When you do this type of setup, you need to guide Power Automate a little. When your error handling executes successfully (as it should), your flow will actually register as a success. This makes looking at your flows in Power Automate annoying. To solve this, always ensure the final step of your Catch is a "Terminate" (set to either Fail or Cancelled depending on your needs -- I go with Fail because I use Cancelled for other things).
It really depends on your needs. What you see above is a relatively "normal" Catch that I use. In fact, I probably have a good couple hundred flows with this general set-up.
When something goes wrong, you will want to go to that flow to assess the problem and potentially make a correction. Add this to the email (as an expression):
concat('https://emea.flow.microsoft.com/manage/environments/', workflow()['tags']['environmentName'], '/flows/', workflow()['name'], '/runs/', workflow()['run']['name'])Here is what it looks like in the flow:
You can pretty it up and add more content if you want. But this is the absolute minimum you need.
In case you want to reset other databases, here is how I use contions...
Step 1: Initialize Variable
Just make a boolean and set it to false (technically not required to set it to false, but it helps keep things simple for future you).
Step 2: Set Variable
Do this immediately after the thing you are going to reset. In this example, I set if after my SharePoint Create Item.
Step 3: Condition within the Catch
The condition ensures you don't try to reset something that doesn't need to be reset. As simple as that.
@abureaux It is very obvious that you are way more advanced compare to me and your knowledge super-seeds me 10-fold and your flow(s) and process(s) are most likely way more complexed compared to my simple Survey123 report creation and e-mail flows.
With that said, I went very basic and elementary in my flow(s) and just created a parallel branch with the "Run After" settings of successful or failed.
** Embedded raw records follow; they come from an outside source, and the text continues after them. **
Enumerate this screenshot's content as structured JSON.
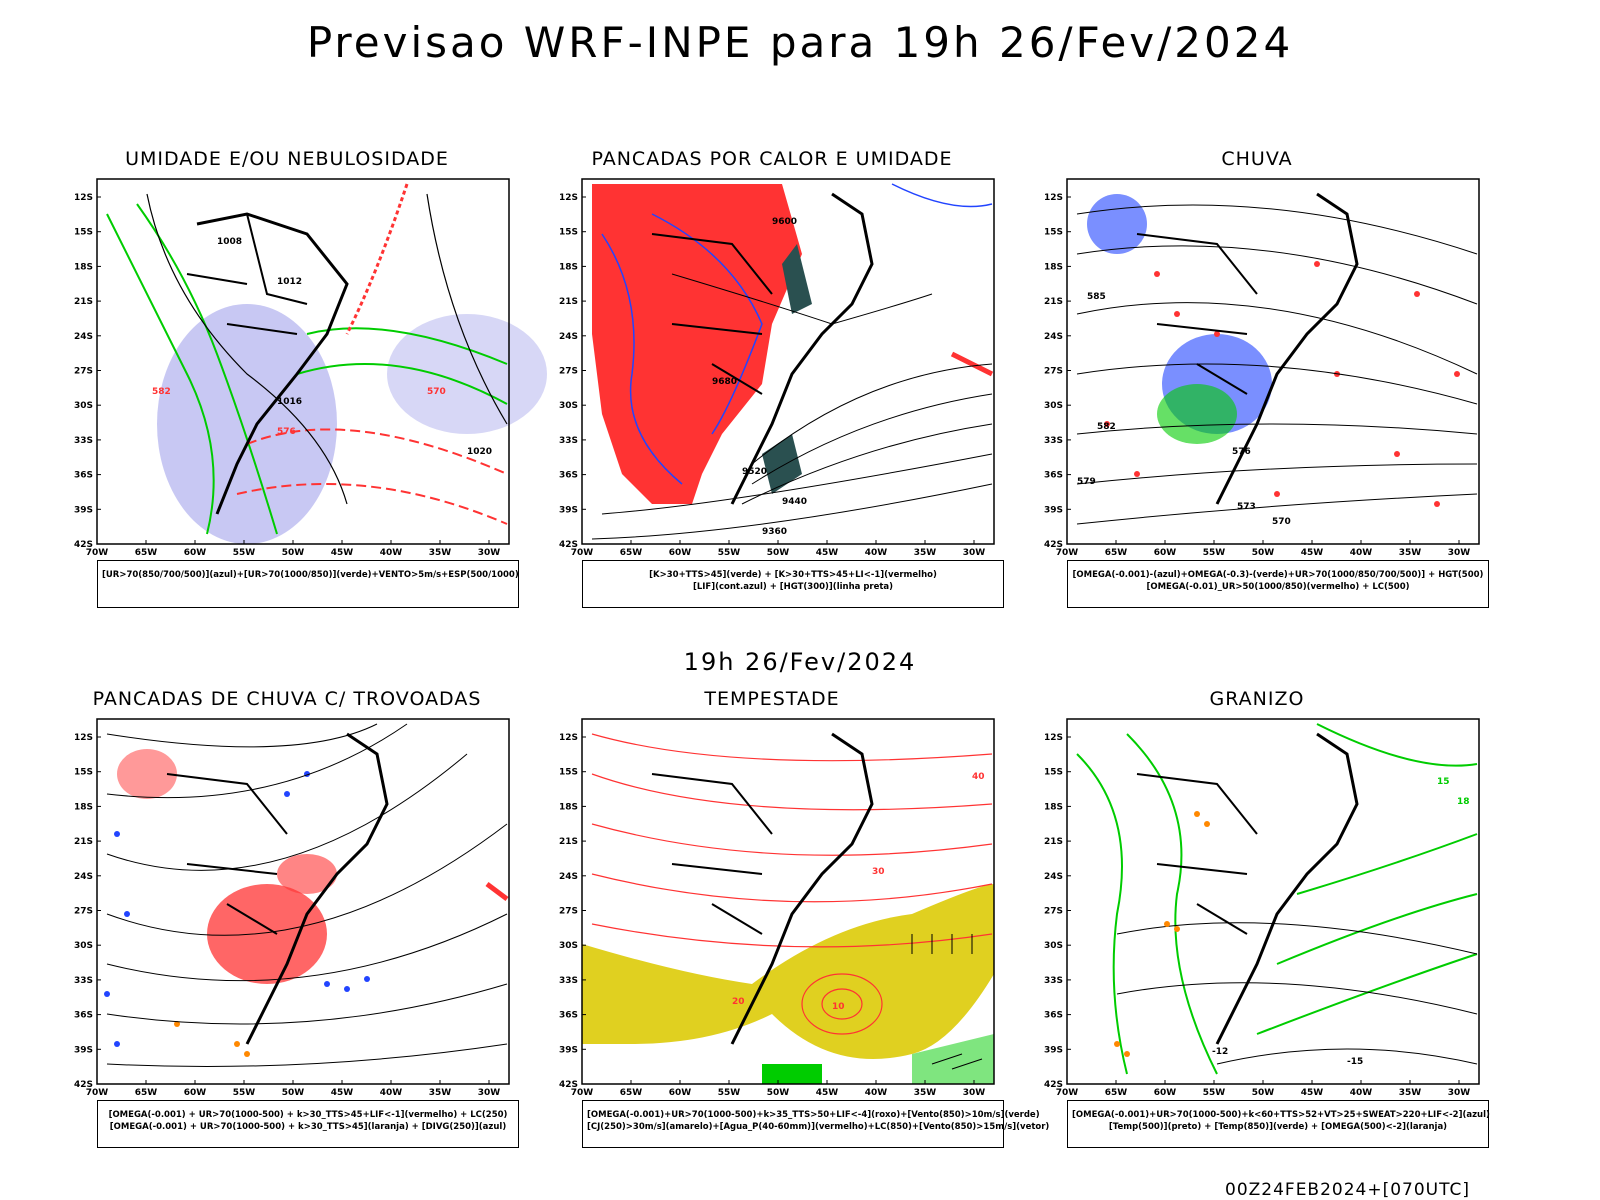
{
  "page": {
    "title": "Previsao WRF-INPE  para 19h 26/Fev/2024",
    "subtitle": "19h 26/Fev/2024",
    "footer": "00Z24FEB2024+[070UTC]"
  },
  "axes": {
    "lat_labels": [
      "12S",
      "15S",
      "18S",
      "21S",
      "24S",
      "27S",
      "30S",
      "33S",
      "36S",
      "39S",
      "42S"
    ],
    "lon_labels": [
      "70W",
      "65W",
      "60W",
      "55W",
      "50W",
      "45W",
      "40W",
      "35W",
      "30W"
    ]
  },
  "colors": {
    "green": "#00cc00",
    "blue": "#2244ff",
    "red": "#ff3333",
    "lavender": "#b0b0ee",
    "yellow": "#e0d020",
    "darkgreen": "#2a5050",
    "orange": "#ff8800"
  },
  "panels": [
    {
      "title": "UMIDADE E/OU NEBULOSIDADE",
      "legend": [
        "[UR>70(850/700/500)](azul)+[UR>70(1000/850)](verde)+VENTO>5m/s+ESP(500/1000)"
      ],
      "contour_labels": [
        "1008",
        "1012",
        "1016",
        "1020",
        "570",
        "576",
        "582"
      ]
    },
    {
      "title": "PANCADAS POR CALOR E UMIDADE",
      "legend": [
        "[K>30+TTS>45](verde) + [K>30+TTS>45+LI<-1](vermelho)",
        "[LIF](cont.azul) + [HGT(300)](linha preta)"
      ],
      "contour_labels": [
        "9600",
        "9680",
        "9520",
        "9440",
        "9360"
      ]
    },
    {
      "title": "CHUVA",
      "legend": [
        "[OMEGA(-0.001)-(azul)+OMEGA(-0.3)-(verde)+UR>70(1000/850/700/500)] + HGT(500)",
        "[OMEGA(-0.01)_UR>50(1000/850)(vermelho) + LC(500)"
      ],
      "contour_labels": [
        "585",
        "582",
        "579",
        "576",
        "573",
        "570"
      ]
    },
    {
      "title": "PANCADAS DE CHUVA C/ TROVOADAS",
      "legend": [
        "[OMEGA(-0.001) + UR>70(1000-500) + k>30_TTS>45+LIF<-1](vermelho) + LC(250)",
        "[OMEGA(-0.001) + UR>70(1000-500) + k>30_TTS>45](laranja) + [DIVG(250)](azul)"
      ],
      "contour_labels": []
    },
    {
      "title": "TEMPESTADE",
      "legend": [
        "[OMEGA(-0.001)+UR>70(1000-500)+k>35_TTS>50+LIF<-4](roxo)+[Vento(850)>10m/s](verde)",
        "[CJ(250)>30m/s](amarelo)+[Agua_P(40-60mm)](vermelho)+LC(850)+[Vento(850)>15m/s](vetor)"
      ],
      "contour_labels": [
        "40",
        "30",
        "20",
        "10"
      ]
    },
    {
      "title": "GRANIZO",
      "legend": [
        "[OMEGA(-0.001)+UR>70(1000-500)+k<60+TTS>52+VT>25+SWEAT>220+LIF<-2](azul)",
        "[Temp(500)](preto) + [Temp(850)](verde) + [OMEGA(500)<-2](laranja)"
      ],
      "contour_labels": [
        "-15",
        "-12",
        "15",
        "18"
      ]
    }
  ]
}
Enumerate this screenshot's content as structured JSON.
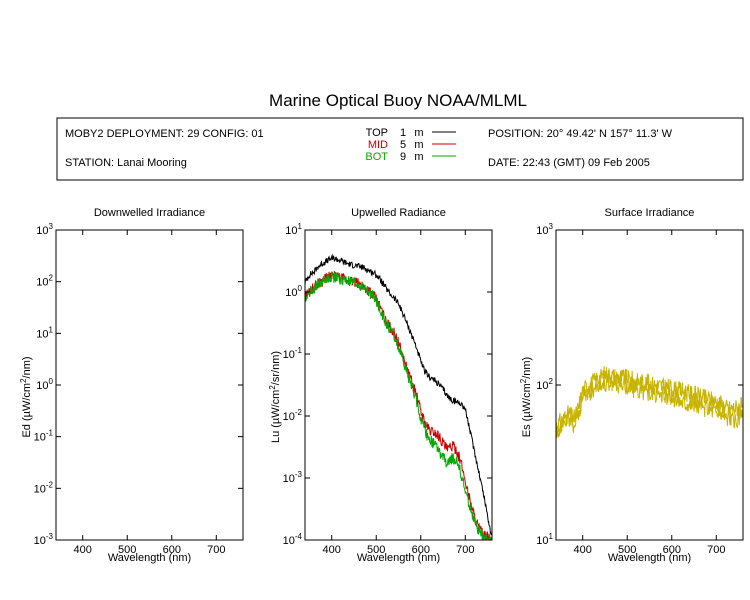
{
  "title": "Marine Optical Buoy NOAA/MLML",
  "info": {
    "deployment": "MOBY2 DEPLOYMENT: 29 CONFIG: 01",
    "station": "STATION: Lanai Mooring",
    "position": "POSITION: 20° 49.42' N   157° 11.3' W",
    "date": "DATE: 22:43 (GMT) 09 Feb 2005",
    "depth_legend": [
      {
        "name": "TOP",
        "depth": "1",
        "unit": "m",
        "color": "#000000"
      },
      {
        "name": "MID",
        "depth": "5",
        "unit": "m",
        "color": "#cc0000"
      },
      {
        "name": "BOT",
        "depth": "9",
        "unit": "m",
        "color": "#00aa00"
      }
    ]
  },
  "chart_data": [
    {
      "type": "line",
      "title": "Downwelled Irradiance",
      "xlabel": "Wavelength (nm)",
      "ylabel": {
        "pre": "Ed  (µW/cm",
        "sup": "2",
        "post": "/nm)"
      },
      "xlim": [
        340,
        760
      ],
      "xticks": [
        "400",
        "500",
        "600",
        "700"
      ],
      "yscale": "log",
      "ylim": [
        0.001,
        1000
      ],
      "yticks": [
        {
          "base": "10",
          "exp": "-3"
        },
        {
          "base": "10",
          "exp": "-2"
        },
        {
          "base": "10",
          "exp": "-1"
        },
        {
          "base": "10",
          "exp": "0"
        },
        {
          "base": "10",
          "exp": "1"
        },
        {
          "base": "10",
          "exp": "2"
        },
        {
          "base": "10",
          "exp": "3"
        }
      ],
      "series": []
    },
    {
      "type": "line",
      "title": "Upwelled Radiance",
      "xlabel": "Wavelength (nm)",
      "ylabel": {
        "pre": "Lu  (µW/cm",
        "sup": "2",
        "post": "/sr/nm)"
      },
      "xlim": [
        340,
        760
      ],
      "xticks": [
        "400",
        "500",
        "600",
        "700"
      ],
      "yscale": "log",
      "ylim": [
        0.0001,
        10
      ],
      "yticks": [
        {
          "base": "10",
          "exp": "-4"
        },
        {
          "base": "10",
          "exp": "-3"
        },
        {
          "base": "10",
          "exp": "-2"
        },
        {
          "base": "10",
          "exp": "-1"
        },
        {
          "base": "10",
          "exp": "0"
        },
        {
          "base": "10",
          "exp": "1"
        }
      ],
      "series": [
        {
          "color": "#000000",
          "noise": 0.05,
          "x": [
            340,
            350,
            360,
            370,
            380,
            390,
            400,
            410,
            420,
            430,
            440,
            450,
            460,
            470,
            480,
            490,
            500,
            510,
            520,
            530,
            540,
            550,
            560,
            570,
            580,
            590,
            600,
            610,
            620,
            630,
            640,
            650,
            660,
            670,
            680,
            690,
            700,
            710,
            720,
            730,
            740,
            750,
            758
          ],
          "y": [
            1.4,
            1.9,
            2.1,
            2.6,
            2.9,
            3.2,
            3.5,
            3.4,
            3.2,
            3.0,
            2.8,
            2.7,
            2.6,
            2.5,
            2.3,
            2.1,
            1.9,
            1.55,
            1.2,
            0.95,
            0.8,
            0.65,
            0.45,
            0.3,
            0.2,
            0.13,
            0.075,
            0.05,
            0.043,
            0.038,
            0.033,
            0.027,
            0.021,
            0.018,
            0.017,
            0.016,
            0.013,
            0.006,
            0.0028,
            0.0013,
            0.0006,
            0.00025,
            0.00012
          ]
        },
        {
          "color": "#cc0000",
          "noise": 0.09,
          "x": [
            340,
            350,
            360,
            370,
            380,
            390,
            400,
            410,
            420,
            430,
            440,
            450,
            460,
            470,
            480,
            490,
            500,
            510,
            520,
            530,
            540,
            550,
            560,
            570,
            580,
            590,
            600,
            610,
            620,
            630,
            640,
            650,
            660,
            670,
            680,
            690,
            700,
            710,
            720,
            730,
            740,
            750,
            758
          ],
          "y": [
            0.85,
            1.05,
            1.2,
            1.4,
            1.55,
            1.7,
            1.8,
            1.75,
            1.65,
            1.6,
            1.5,
            1.45,
            1.35,
            1.25,
            1.1,
            0.95,
            0.75,
            0.55,
            0.35,
            0.28,
            0.22,
            0.15,
            0.09,
            0.055,
            0.035,
            0.022,
            0.012,
            0.0075,
            0.0058,
            0.0055,
            0.0048,
            0.0037,
            0.0028,
            0.0033,
            0.0029,
            0.0018,
            0.0009,
            0.00045,
            0.00025,
            0.00016,
            0.00012,
            0.00011,
            0.0001
          ]
        },
        {
          "color": "#00aa00",
          "noise": 0.09,
          "x": [
            340,
            350,
            360,
            370,
            380,
            390,
            400,
            410,
            420,
            430,
            440,
            450,
            460,
            470,
            480,
            490,
            500,
            510,
            520,
            530,
            540,
            550,
            560,
            570,
            580,
            590,
            600,
            610,
            620,
            630,
            640,
            650,
            660,
            670,
            680,
            690,
            700,
            710,
            720,
            730,
            740,
            750,
            758
          ],
          "y": [
            0.8,
            1.0,
            1.15,
            1.35,
            1.5,
            1.65,
            1.75,
            1.7,
            1.6,
            1.55,
            1.45,
            1.4,
            1.3,
            1.2,
            1.05,
            0.9,
            0.72,
            0.52,
            0.33,
            0.26,
            0.2,
            0.13,
            0.08,
            0.048,
            0.03,
            0.018,
            0.009,
            0.0055,
            0.0042,
            0.0036,
            0.0028,
            0.0021,
            0.0016,
            0.0021,
            0.0019,
            0.0012,
            0.0006,
            0.00035,
            0.0002,
            0.00014,
            0.00011,
            0.0001,
            0.0001
          ]
        }
      ]
    },
    {
      "type": "line",
      "title": "Surface Irradiance",
      "xlabel": "Wavelength (nm)",
      "ylabel": {
        "pre": "Es  (µW/cm",
        "sup": "2",
        "post": "/nm)"
      },
      "xlim": [
        340,
        760
      ],
      "xticks": [
        "400",
        "500",
        "600",
        "700"
      ],
      "yscale": "log",
      "ylim": [
        10,
        1000
      ],
      "yticks": [
        {
          "base": "10",
          "exp": "1"
        },
        {
          "base": "10",
          "exp": "2"
        },
        {
          "base": "10",
          "exp": "3"
        }
      ],
      "series": [
        {
          "color": "#c8b400",
          "noise": 0.06,
          "x": [
            340,
            350,
            360,
            370,
            380,
            390,
            400,
            410,
            420,
            430,
            440,
            450,
            460,
            470,
            480,
            490,
            500,
            510,
            520,
            530,
            540,
            550,
            560,
            570,
            580,
            590,
            600,
            610,
            620,
            630,
            640,
            650,
            660,
            670,
            680,
            690,
            700,
            710,
            720,
            730,
            740,
            750,
            758
          ],
          "y": [
            55,
            58,
            62,
            66,
            60,
            70,
            92,
            98,
            102,
            108,
            112,
            118,
            116,
            114,
            113,
            112,
            110,
            108,
            106,
            105,
            104,
            103,
            100,
            99,
            98,
            97,
            95,
            93,
            92,
            90,
            88,
            87,
            85,
            82,
            83,
            80,
            78,
            76,
            72,
            70,
            71,
            72,
            74
          ]
        },
        {
          "color": "#c8b400",
          "noise": 0.06,
          "x": [
            340,
            350,
            360,
            370,
            380,
            390,
            400,
            410,
            420,
            430,
            440,
            450,
            460,
            470,
            480,
            490,
            500,
            510,
            520,
            530,
            540,
            550,
            560,
            570,
            580,
            590,
            600,
            610,
            620,
            630,
            640,
            650,
            660,
            670,
            680,
            690,
            700,
            710,
            720,
            730,
            740,
            750,
            758
          ],
          "y": [
            50,
            53,
            57,
            60,
            55,
            64,
            82,
            88,
            92,
            97,
            100,
            104,
            103,
            102,
            100,
            99,
            97,
            95,
            93,
            92,
            91,
            90,
            88,
            86,
            85,
            84,
            83,
            81,
            80,
            78,
            77,
            75,
            74,
            71,
            72,
            70,
            68,
            66,
            63,
            60,
            58,
            60,
            62
          ]
        }
      ]
    }
  ]
}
Yeah, no duh ah?
One of the key factors that leads to a failed flow in Power Automate for me is when there is an ESRI outage affecting AGOL and Hosted Feature Layers (something that those above me that rely on these reports do not quite understand). If there is an unknown factor causing an interruption with AGOL and the feature layers that power the Survey123 process, I have a way of being notified instantly.
Perhaps someone else that shares my limited knowledge of Power Automate and coding, could also find this helpful.
Again @abureaux Always appreciate your expertise.
Depending on how you currently do error handling and recovery, you may wish to do something similar to me.
Basically...
I'm sure I made this sound harder than it really is. But this is (generally speaking) the best process automation solution I've found for this work. It ensures 1) nothing is missed, and 2) if there is an error, an automatic re-try occurs.
@abureaux Thanks for your post, this is quite amazing! I learned a few cool things here. It is a great candidate for a blog if you haven't already considered writing one!